Eh sì, stento io stesso a crederlo, eppure è passato già un anno da quando, il 15 febbraio 2007, iniziava a far udire la propria voce l’Oracolo dei Venti.

In ragione di tale ricorrenza, voglio in primo luogo ringraziare il buon Deathlord, al quale devo questa interessantissima e per non pochi aspetti appagante esperienza, e subito dopo ancora ringraziare Gabriele, tra i primi lettori (divenuti poi fedelissimi) ad intervenire direttamente su queste pagine ed il primo a dar sostegno all’Oracolo; Psykola, che mi ha dato a suo modo il benvenuto nel mondo dei bloggers; Spazioblu, il primo ad inserirmi nel suo blogroll… e su su, fino alle più recenti conoscenze, tra le quali, per affinità non di scarso momento, ricordo Leviathan e Laefe.

Sentiti ringraziamente vanno poi ovviamente alle migliaia (eh sì!) di lettori che ogni mese scorrono queste pagine.

Contando di rincontrare tutti presto, Vi lascio con alcune note di lettura!

Il perché di un Nome:

Alcuni amici mi hanno chiesto quali motivazioni mi abbiano guidato alla scelta del nome Oracolo dei Venti per questo blog.

Ebbene…

Al terzo anno delle superiori diedi vita, con alcuni amici, ad un giornale scolastico ciclostilato dal titolo “Il Bardo” (il cui secondo editoriale potere trovare nella pagina il Bardo).
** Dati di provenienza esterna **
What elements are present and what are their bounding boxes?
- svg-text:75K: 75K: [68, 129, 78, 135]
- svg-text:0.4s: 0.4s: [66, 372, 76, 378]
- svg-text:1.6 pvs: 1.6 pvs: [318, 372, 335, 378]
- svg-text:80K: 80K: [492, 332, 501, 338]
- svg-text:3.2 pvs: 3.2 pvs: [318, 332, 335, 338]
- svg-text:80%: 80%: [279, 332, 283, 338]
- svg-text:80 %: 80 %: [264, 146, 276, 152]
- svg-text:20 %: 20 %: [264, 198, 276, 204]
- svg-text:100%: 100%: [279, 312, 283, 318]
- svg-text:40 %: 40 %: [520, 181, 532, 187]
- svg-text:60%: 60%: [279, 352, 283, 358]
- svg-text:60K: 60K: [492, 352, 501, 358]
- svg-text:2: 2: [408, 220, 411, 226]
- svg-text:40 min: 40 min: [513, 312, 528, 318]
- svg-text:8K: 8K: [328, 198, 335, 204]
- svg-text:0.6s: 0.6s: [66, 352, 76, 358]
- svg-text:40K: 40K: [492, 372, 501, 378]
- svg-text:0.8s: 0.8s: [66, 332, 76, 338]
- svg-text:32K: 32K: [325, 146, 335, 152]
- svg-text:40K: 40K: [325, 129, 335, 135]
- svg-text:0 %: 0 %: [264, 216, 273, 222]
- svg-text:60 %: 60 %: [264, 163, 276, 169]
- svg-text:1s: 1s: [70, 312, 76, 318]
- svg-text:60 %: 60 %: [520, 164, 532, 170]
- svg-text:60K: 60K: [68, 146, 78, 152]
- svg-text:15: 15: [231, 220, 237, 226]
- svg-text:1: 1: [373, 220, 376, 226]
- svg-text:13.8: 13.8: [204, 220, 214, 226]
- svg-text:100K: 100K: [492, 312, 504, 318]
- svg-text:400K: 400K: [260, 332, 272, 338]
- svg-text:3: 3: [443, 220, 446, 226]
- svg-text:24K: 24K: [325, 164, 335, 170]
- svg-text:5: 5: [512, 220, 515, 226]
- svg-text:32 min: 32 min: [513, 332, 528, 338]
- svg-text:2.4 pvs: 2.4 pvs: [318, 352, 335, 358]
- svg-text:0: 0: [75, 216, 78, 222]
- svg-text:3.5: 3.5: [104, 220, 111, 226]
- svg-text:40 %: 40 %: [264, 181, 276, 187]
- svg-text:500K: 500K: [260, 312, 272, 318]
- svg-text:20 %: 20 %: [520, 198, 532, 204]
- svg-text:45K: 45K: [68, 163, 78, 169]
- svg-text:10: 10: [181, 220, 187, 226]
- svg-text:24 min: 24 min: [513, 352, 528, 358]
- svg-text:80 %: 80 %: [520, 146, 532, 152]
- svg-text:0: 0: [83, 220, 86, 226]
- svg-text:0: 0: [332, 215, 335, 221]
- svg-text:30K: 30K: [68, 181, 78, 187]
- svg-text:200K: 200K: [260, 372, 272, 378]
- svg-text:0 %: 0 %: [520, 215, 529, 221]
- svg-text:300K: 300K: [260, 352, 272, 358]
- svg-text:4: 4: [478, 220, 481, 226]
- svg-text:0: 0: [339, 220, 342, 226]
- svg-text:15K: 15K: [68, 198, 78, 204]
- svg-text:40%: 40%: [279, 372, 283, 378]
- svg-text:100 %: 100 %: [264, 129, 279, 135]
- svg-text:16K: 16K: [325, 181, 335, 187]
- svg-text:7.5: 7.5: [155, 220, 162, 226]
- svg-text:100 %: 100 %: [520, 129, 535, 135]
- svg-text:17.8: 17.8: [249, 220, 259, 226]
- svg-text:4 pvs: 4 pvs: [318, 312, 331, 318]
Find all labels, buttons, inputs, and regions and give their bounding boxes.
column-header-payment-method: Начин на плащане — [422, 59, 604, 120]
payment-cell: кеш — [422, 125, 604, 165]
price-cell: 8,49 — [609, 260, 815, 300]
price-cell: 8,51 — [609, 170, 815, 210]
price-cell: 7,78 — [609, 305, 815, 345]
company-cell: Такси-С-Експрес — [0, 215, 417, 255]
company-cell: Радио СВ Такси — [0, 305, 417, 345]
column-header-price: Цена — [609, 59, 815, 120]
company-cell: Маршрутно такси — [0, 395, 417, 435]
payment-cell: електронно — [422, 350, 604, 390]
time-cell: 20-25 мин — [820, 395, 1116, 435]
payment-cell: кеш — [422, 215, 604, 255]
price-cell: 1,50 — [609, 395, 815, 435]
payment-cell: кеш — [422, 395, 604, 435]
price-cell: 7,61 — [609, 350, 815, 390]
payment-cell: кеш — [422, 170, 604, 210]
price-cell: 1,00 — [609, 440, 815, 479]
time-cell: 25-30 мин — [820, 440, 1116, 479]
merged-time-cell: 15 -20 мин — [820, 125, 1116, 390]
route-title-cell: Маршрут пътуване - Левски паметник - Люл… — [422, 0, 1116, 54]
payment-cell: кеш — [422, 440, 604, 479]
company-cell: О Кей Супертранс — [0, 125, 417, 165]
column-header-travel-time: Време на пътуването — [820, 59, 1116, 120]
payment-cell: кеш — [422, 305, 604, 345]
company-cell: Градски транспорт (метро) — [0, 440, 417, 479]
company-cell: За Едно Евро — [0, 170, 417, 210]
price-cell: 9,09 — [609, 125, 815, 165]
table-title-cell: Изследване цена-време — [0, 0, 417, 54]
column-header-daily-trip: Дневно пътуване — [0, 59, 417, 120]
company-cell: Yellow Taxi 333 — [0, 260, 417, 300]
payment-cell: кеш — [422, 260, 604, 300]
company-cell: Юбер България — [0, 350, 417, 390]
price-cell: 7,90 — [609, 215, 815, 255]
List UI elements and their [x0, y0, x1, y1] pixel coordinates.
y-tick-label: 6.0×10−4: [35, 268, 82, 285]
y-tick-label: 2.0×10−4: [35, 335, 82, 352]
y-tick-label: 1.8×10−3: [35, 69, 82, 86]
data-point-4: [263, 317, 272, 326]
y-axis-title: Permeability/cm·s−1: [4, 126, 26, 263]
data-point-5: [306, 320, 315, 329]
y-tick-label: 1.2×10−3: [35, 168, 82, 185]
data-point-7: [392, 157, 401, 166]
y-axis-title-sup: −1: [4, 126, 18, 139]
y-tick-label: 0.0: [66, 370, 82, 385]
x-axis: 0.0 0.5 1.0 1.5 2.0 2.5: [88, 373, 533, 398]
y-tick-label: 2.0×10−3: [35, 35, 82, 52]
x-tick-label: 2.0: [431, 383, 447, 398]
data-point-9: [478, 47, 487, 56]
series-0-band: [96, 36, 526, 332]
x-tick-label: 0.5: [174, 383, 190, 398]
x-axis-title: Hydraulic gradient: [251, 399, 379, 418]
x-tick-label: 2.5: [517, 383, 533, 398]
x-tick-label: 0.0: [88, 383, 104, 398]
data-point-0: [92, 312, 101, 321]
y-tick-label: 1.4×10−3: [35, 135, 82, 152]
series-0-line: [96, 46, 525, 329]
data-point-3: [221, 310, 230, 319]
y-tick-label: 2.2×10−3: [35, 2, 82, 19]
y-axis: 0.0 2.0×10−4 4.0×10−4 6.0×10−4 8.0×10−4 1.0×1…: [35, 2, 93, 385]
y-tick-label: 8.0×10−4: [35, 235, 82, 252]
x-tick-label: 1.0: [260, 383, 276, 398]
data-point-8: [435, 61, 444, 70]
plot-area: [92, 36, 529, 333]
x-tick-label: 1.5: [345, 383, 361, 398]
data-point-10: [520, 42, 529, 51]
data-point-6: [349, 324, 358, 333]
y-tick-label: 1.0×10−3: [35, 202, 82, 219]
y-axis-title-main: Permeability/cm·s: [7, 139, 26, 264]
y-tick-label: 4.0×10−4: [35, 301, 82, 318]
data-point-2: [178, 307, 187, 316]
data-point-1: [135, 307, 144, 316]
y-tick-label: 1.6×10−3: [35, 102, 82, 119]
Le uscite non erano puntuali, ma per i mesi in cui girò fra i banchi ottenne davvero un buon successo. O almeno, così ho sempre ritenuto dal momento che, mentre gli altri giornali finivano miseramente nel cestino dei rifiuti, il Bardo veniva generalmente portato a casa e non distrutto. A mio avviso il punto di forza era il taglio deciso e non politico: il fine era dar voce a tutti coloro che si sentivano scrittori e volevano farsi conoscere. Tra racconti horror, fantasy e gialli, il Bardo raccolse da subito il plauso di molti professori e, nel giro di breve tempo, il sostegno degli studenti.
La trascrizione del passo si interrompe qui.